Question: Like all government-sponsored plans we did not prior authorize services during Covid-19 and had reinstituted the prior authorization requirement in January 2023. For nearly a year now, we have been really struggling with both SLAs and a significant increase in volume of cases to handle. Can you offer three things we need to do to improve our operations?

Response: A full UM program really starts by looking at what are the trends driving the volume. Historically, I think plans have used a catch-all mechanism for prior authorization. But hopefully in this webinar we looked at UM as more than just managing volume. So how do we comprehensively look across the trends and use provider behaviors—look at network case rate optimization, etc—to become a full program? That way you aren’t just looking at the volume increase, you are looking at the trends in cost of care. I would say that would be one way to look at it. Again, using automation is one way to address the volume directly. So if you can automate some of the high-volume cases with clinical criteria that can support at least 60 to 70% of that process, there is management capability that comes from there.

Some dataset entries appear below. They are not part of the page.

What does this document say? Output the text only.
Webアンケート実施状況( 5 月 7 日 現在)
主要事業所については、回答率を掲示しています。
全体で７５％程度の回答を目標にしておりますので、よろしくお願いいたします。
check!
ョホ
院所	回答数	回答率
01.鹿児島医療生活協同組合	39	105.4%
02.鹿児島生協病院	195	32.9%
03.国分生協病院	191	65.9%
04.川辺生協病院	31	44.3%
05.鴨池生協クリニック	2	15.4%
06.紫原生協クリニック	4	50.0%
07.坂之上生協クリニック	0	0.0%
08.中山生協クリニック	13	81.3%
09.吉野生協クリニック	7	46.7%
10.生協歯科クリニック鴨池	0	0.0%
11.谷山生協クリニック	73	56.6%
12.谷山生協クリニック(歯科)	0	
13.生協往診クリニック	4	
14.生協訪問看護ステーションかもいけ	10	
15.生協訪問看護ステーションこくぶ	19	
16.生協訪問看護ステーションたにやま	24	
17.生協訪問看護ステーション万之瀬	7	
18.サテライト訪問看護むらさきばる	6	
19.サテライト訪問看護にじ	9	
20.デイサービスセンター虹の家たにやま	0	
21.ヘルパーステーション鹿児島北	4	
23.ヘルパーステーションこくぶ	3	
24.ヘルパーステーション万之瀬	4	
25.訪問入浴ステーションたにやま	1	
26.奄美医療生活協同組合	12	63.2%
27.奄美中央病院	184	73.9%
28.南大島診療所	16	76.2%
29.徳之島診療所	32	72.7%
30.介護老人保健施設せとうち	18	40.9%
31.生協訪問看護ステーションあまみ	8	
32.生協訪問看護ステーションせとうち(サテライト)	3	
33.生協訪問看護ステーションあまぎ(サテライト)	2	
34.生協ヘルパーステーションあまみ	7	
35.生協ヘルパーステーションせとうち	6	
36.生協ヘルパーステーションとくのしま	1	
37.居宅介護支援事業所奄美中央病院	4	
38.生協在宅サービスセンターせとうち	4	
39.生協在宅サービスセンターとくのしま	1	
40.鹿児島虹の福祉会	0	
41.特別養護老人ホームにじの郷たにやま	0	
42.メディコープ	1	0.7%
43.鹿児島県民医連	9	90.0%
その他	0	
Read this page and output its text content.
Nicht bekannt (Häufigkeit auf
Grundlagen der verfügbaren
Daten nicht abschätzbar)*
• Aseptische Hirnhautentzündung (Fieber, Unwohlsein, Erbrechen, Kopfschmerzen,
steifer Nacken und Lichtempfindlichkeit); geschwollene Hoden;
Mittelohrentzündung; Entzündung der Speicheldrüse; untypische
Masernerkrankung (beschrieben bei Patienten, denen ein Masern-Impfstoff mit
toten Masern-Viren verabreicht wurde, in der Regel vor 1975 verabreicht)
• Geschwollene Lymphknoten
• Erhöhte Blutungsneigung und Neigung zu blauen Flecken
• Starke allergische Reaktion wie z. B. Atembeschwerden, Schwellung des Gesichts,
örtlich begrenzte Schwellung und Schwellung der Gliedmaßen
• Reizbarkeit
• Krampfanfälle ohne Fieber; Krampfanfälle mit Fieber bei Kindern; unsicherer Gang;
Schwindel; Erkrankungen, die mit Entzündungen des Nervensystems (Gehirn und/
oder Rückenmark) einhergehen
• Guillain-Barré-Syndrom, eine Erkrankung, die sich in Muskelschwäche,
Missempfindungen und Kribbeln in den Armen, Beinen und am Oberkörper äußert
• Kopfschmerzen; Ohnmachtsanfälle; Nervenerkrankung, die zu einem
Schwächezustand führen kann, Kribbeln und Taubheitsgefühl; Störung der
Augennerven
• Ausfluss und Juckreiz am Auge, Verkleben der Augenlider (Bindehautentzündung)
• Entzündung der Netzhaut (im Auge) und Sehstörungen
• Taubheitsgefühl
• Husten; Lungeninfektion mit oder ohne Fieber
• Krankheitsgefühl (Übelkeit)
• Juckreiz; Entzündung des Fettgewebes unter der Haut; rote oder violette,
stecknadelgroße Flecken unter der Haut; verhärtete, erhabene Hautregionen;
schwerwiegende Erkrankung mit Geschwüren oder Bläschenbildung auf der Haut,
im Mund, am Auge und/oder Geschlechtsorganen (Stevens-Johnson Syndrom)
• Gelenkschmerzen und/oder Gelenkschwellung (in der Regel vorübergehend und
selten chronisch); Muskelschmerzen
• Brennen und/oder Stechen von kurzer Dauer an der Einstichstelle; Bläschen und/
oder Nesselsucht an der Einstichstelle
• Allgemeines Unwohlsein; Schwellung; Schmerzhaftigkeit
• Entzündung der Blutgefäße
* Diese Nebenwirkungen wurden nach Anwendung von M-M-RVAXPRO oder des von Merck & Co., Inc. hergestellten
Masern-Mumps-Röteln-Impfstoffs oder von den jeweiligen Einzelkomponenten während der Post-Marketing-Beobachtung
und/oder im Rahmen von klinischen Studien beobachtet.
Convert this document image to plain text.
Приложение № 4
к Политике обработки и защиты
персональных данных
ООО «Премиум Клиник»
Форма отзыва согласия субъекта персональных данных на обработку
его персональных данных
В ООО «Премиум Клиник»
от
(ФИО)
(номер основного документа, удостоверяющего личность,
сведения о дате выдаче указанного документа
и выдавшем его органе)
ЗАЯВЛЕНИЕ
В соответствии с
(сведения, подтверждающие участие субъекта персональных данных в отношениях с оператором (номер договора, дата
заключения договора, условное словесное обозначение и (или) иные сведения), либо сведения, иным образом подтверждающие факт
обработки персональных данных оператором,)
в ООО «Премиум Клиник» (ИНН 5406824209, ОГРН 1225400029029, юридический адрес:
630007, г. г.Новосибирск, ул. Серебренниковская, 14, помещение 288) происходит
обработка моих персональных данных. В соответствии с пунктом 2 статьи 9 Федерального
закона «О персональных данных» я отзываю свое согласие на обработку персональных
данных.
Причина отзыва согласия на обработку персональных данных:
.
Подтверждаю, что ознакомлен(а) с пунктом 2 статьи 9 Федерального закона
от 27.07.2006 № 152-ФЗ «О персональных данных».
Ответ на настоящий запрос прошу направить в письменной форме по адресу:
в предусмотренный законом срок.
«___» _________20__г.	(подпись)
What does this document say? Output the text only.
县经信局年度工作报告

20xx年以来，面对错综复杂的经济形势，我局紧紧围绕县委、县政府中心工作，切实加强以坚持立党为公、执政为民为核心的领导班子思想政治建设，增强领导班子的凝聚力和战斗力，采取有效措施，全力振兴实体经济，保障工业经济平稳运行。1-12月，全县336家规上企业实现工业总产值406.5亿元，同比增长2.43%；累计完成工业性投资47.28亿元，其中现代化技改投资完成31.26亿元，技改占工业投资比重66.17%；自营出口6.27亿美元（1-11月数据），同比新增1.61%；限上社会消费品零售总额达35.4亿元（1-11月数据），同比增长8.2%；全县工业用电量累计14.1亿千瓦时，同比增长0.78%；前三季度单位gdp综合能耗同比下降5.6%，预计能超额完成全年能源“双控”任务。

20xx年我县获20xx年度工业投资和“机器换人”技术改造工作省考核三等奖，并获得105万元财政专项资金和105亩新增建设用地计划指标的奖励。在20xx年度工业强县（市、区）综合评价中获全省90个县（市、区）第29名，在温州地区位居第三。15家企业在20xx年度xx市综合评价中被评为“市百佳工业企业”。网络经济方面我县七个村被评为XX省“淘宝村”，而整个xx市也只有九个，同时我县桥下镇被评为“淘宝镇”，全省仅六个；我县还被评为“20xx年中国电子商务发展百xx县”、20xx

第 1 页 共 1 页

I would say auto approving those procedures that are not yielding high value helps keep an eye on trend without putting high cost to manage volume. So that is probably one way to look at managing the post-Covid volume.
It’s really analysis, analysis, analysis, from an ROI standpoint. From an operational perspective, look at how many you take in and is there any way to reduce the denominator, so you request less of them? And keep the subset so there is more opportunity of improving outcomes and think about it more from the clinical standpoint than you have in the past. Understand by category where you have more clinical impact than less, and base where less clinical value and more clinical value.